そして、このころから、インターネット上の情報交換はダウンロードするものではなくて、むしろアップロードするものだという考え方に変わってきたわけです。このころから、ウエブ2.0といういい方がされるようになりました。ユーザーは専ら情報をダウンロードするんだと思い込んでいたけども、そうではない。ユーザーはそれぞれの分野の専門家なんだ、その専門家がアップロードするサイトがある以上、自分の見解や知識をアップロードするのは当然ではないかという考え方が出たわけです。
(図20)
大学卒業生の数が45%から50%に達しますと、実は日本だけではなくて、世界的に新しい事態が生じてきました。高学歴化と専門家の大量生産が行われたわけです。ところが、専門家と呼ばれる人たちは、例えばピアニストにしても、バイオリニストにしても、絵描きにしても、専門分野の雇用は余り多くはない。その結果、職位と学位の不一致が起こってきた。文学部を出たけれども文学者になるわけではない。芸大出たけれどもピアニストになるわけではない。普通の会社に入ってごく普通のことをやっている。そういう形で専門家の潜在的失業というべきものが起こってきた。遊休タレントが出現したわけです。ここにプロシューマーやプロマチュア、プロフェッショナルとアマチュアとの合いの子みたいな人々が出てきたと考えてよいと思います。
(図21) 
プロマチュアは、ある種の不満を持っています。自分たちは専門家としての見方とか方法、知識を持っているのに、これを生かす機会を与えられていないという不満です。他方、実践を通じてスキルとセンスを身につけたいという欲求があります。したがって、機会が与えられれば、収入に関係なく仕事をするインセンティブを持ちます。仕事の出来栄えややりがい、これが重要です。もちろん物をつくるわけですから、自分自身の納得が必要ですし、同時に、他者の評価も必要だ。しかし、それは金銭的報酬ではないということです。他人に認められればそれでうれしい、それで十分だという人々がここに出てきたわけであります。
(図22)
同時に、デジタル環境もととのってきた。その結果として、映像や音楽はすべてデジタルツールでつくれるようになりました。それがまた安くなりました。同時に、投稿サイトというものがつくり出されるようになりました。ただで、サイトに投稿してくださいということです。日本語で投稿とありますが、英語でいいますと、コントリビューション、一種の社会貢献なんです。社会貢献だと考えると、この投稿サイトがどんな意味を持つかおわかりになるでしょう。この仕組みがインフラとして日本やアメリカの社会の中に組み込まれた。そして、組織から独立した個人がこれを使って自由に意見を述べ始めたというのが現在の状況であると考えればよいと思います。

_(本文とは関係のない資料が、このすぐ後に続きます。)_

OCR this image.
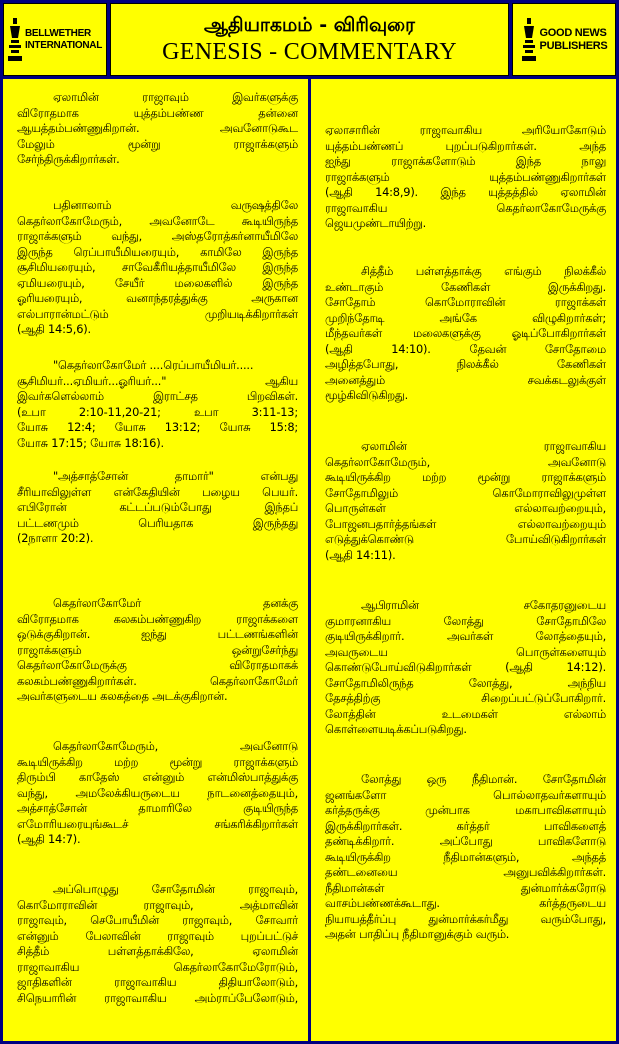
BELLWETHER
INTERNATIONAL
ஆதியாகமம் - விரிவுரை
GENESIS - COMMENTARY
GOOD NEWS
PUBLISHERS
ஏலாமின் ராஜாவும் இவர்களுக்கு
விரோதமாக யுத்தம்பண்ண தன்னை
ஆயத்தம்பண்ணுகிறான். அவனோடுகூட
மேலும் மூன்று ராஜாக்களும்
சேர்ந்திருக்கிறார்கள்.
பதினாலாம் வருஷத்திலே
கெதர்லாகோமேரும், அவனோடே கூடியிருந்த
ராஜாக்களும் வந்து, அஸ்தரோத்கர்னாயீமிலே
இருந்த ரெப்பாயீமியரையும், காமிலே இருந்த
சூசிமியரையும், சாவேகீரியத்தாயீமிலே இருந்த
ஏமியரையும், சேயீர் மலைகளில் இருந்த
ஓரியரையும், வனாந்தரத்துக்கு அருகான
எல்பாரான்மட்டும் முறியடிக்கிறார்கள்
(ஆதி 14:5,6).
"கெதர்லாகோமேர் ....ரெப்பாயீமியர்.....
சூசிமியர்...ஏமியர்...ஓரியர்..." ஆகிய
இவர்களெல்லாம் இராட்சத பிறவிகள்.
(உபா 2:10-11,20-21; உபா 3:11-13;
யோசு 12:4; யோசு 13:12; யோசு 15:8;
யோசு 17:15; யோசு 18:16).
"அத்சாத்சோன் தாமார்" என்பது
சீரியாவிலுள்ள என்கேதியின் பழைய பெயர்.
எபிரோன் கட்டப்படும்போது இந்தப்
பட்டணமும் பெரியதாக இருந்தது
(2நாளா 20:2).
கெதர்லாகோமேர் தனக்கு
விரோதமாக கலகம்பண்ணுகிற ராஜாக்களை
ஒடுக்குகிறான். ஐந்து பட்டணங்களின்
ராஜாக்களும் ஒன்றுசேர்ந்து
கெதர்லாகோமேருக்கு விரோதமாகக்
கலகம்பண்ணுகிறார்கள். கெதர்லாகோமேர்
அவர்களுடைய கலகத்தை அடக்குகிறான்.
கெதர்லாகோமேரும், அவனோடு
கூடியிருக்கிற மற்ற மூன்று ராஜாக்களும்
திரும்பி காதேஸ் என்னும் என்மிஸ்பாத்துக்கு
வந்து, அமலேக்கியருடைய நாடனைத்தையும்,
அத்சாத்சோன் தாமாரிலே குடியிருந்த
எமோரியரையுங்கூடச் சங்கரிக்கிறார்கள்
(ஆதி 14:7).
அப்பொழுது சோதோமின் ராஜாவும்,
கொமோராவின் ராஜாவும், அத்மாவின்
ராஜாவும், செபோயீமின் ராஜாவும், சோவார்
என்னும் பேலாவின் ராஜாவும் புறப்பட்டுச்
சித்தீம் பள்ளத்தாக்கிலே, ஏலாமின்
ராஜாவாகிய கெதர்லாகோமேரோடும்,
ஜாதிகளின் ராஜாவாகிய திதியாலோடும்,
சிநெயாரின் ராஜாவாகிய அம்ராப்பேலோடும்,
ஏலாசாரின் ராஜாவாகிய அரியோகோடும்
யுத்தம்பண்ணப் புறப்படுகிறார்கள். அந்த
ஐந்து ராஜாக்களோடும் இந்த நாலு
ராஜாக்களும் யுத்தம்பண்ணுகிறார்கள்
(ஆதி 14:8,9). இந்த யுத்தத்தில் ஏலாமின்
ராஜாவாகிய கெதர்லாகோமேருக்கு
ஜெயமுண்டாயிற்று.
சித்தீம் பள்ளத்தாக்கு எங்கும் நிலக்கீல்
உண்டாகும் கேணிகள் இருக்கிறது.
சோதோம் கொமோராவின் ராஜாக்கள்
முறிந்தோடி அங்கே விழுகிறார்கள்;
மீந்தவர்கள் மலைகளுக்கு ஓடிப்போகிறார்கள்
(ஆதி 14:10). தேவன் சோதோமை
அழித்தபோது, நிலக்கீல் கேணிகள்
அனைத்தும் சவக்கடலுக்குள்
மூழ்கிவிடுகிறது.
ஏலாமின் ராஜாவாகிய
கெதர்லாகோமேரும், அவனோடு
கூடியிருக்கிற மற்ற மூன்று ராஜாக்களும்
சோதோமிலும் கொமோராவிலுமுள்ள
பொருள்கள் எல்லாவற்றையும்,
போஜனபதார்த்தங்கள் எல்லாவற்றையும்
எடுத்துக்கொண்டு போய்விடுகிறார்கள்
(ஆதி 14:11).
ஆபிராமின் சகோதரனுடைய
குமாரனாகிய லோத்து சோதோமிலே
குடியிருக்கிறார். அவர்கள் லோத்தையும்,
அவருடைய பொருள்களையும்
கொண்டுபோய்விடுகிறார்கள் (ஆதி 14:12).
சோதோமிலிருந்த லோத்து, அந்நிய
தேசத்திற்கு சிறைப்பட்டுப்போகிறார்.
லோத்தின் உடமைகள் எல்லாம்
கொள்ளையடிக்கப்படுகிறது.
லோத்து ஒரு நீதிமான். சோதோமின்
ஜனங்களோ பொல்லாதவர்களாயும்
கர்த்தருக்கு முன்பாக மகாபாவிகளாயும்
இருக்கிறார்கள். கர்த்தர் பாவிகளைத்
தண்டிக்கிறார். அப்போது பாவிகளோடு
கூடியிருக்கிற நீதிமான்களும், அந்தத்
தண்டனையை அனுபவிக்கிறார்கள்.
நீதிமான்கள் துன்மார்க்கரோடு
வாசம்பண்ணக்கூடாது. கர்த்தருடைய
நியாயத்தீர்ப்பு துன்மார்க்கர்மீது வரும்போது,
அதன் பாதிப்பு நீதிமானுக்கும் வரும்.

最近の海保に関する事件も、ナショナリズムやそういう次元で見るべきではないと思う。 むしろウェブユーザーたちの新しい社会運動だと考えるべきだと思います。
(図23)
その結果、web2.0すなわちユーザー参加型のコンテンツ開発という考えが出てくる。ユーザーを今までのように受信者と見ない、発信者だとみなし、アップロードの対象にする。ユーザーはみんなアップロードする能力を持っていると考える。ユーザーの発信力と能力を発揮する情報環境を提供する。そして、ユーザーの本来持っている大量かつ多様な情報、知識、知恵をウエブ上に載せて、共同利用を図る、こういう考え方が出てきたわけです。
私は、ユーザー参加型については、ある記憶があります。日建設計さんの與謝野さんと一緒に、九州のあるハンディキャップを持った人々のための施設を視察したことがあります。その時に、段差やトイレの高さ、あるいはトイレのペーパーのある場所はどうなのかという議論をしていました。幾ら議論をしても、設計の方々に、専門家の人が意見をいわないわけです。そこで、日建設計さんは、原寸大のトイレットをつくって、看護婦さんや介護の専門家を集めて質問をしました。「これ、どうですか」と聞いたらば、早速そこに座ってみて、「この座り方は居心地悪いね。ここにシャワーを出すところがあるけれども、この位置はちょっと高過ぎる」というふうに、大きな議論がそこで発現したんですね。ここにまさにユーザー参加型のコンテンツ開発があるんですね。その意味では、原寸大の模型は、実はユーザーが本来持っているエキスパートとしての意見をレリーズする仕組だと私はそのとき痛感したわけです。
それと同じことが今起こっています。ユーザーは何らかの分野の専門家なんです。ですから、専門の分野についての知識も情報も持っている。ならばユーザーに聞けばよい。これがクラウドソーシングということだとお考えになったらよいと思います。
(図24)
「クラウド・ソーシング」のクラウドは群衆という意味でしたが、クラウドコンピューティングのクラウドは、雲という意味です。日本語でいうと、クラウドで同じですが、違う意味だと考えてください。クラウドコンピューティング、これも1つの例としてとってきたんですけれども、「インターネット上にグローバルに拡散したコンピューティングリソースを使って、ユーザーに情報サービスやアプリケーションサービスを提供するという、コンピュータの機械・利用に関するコンセプトのこと」です。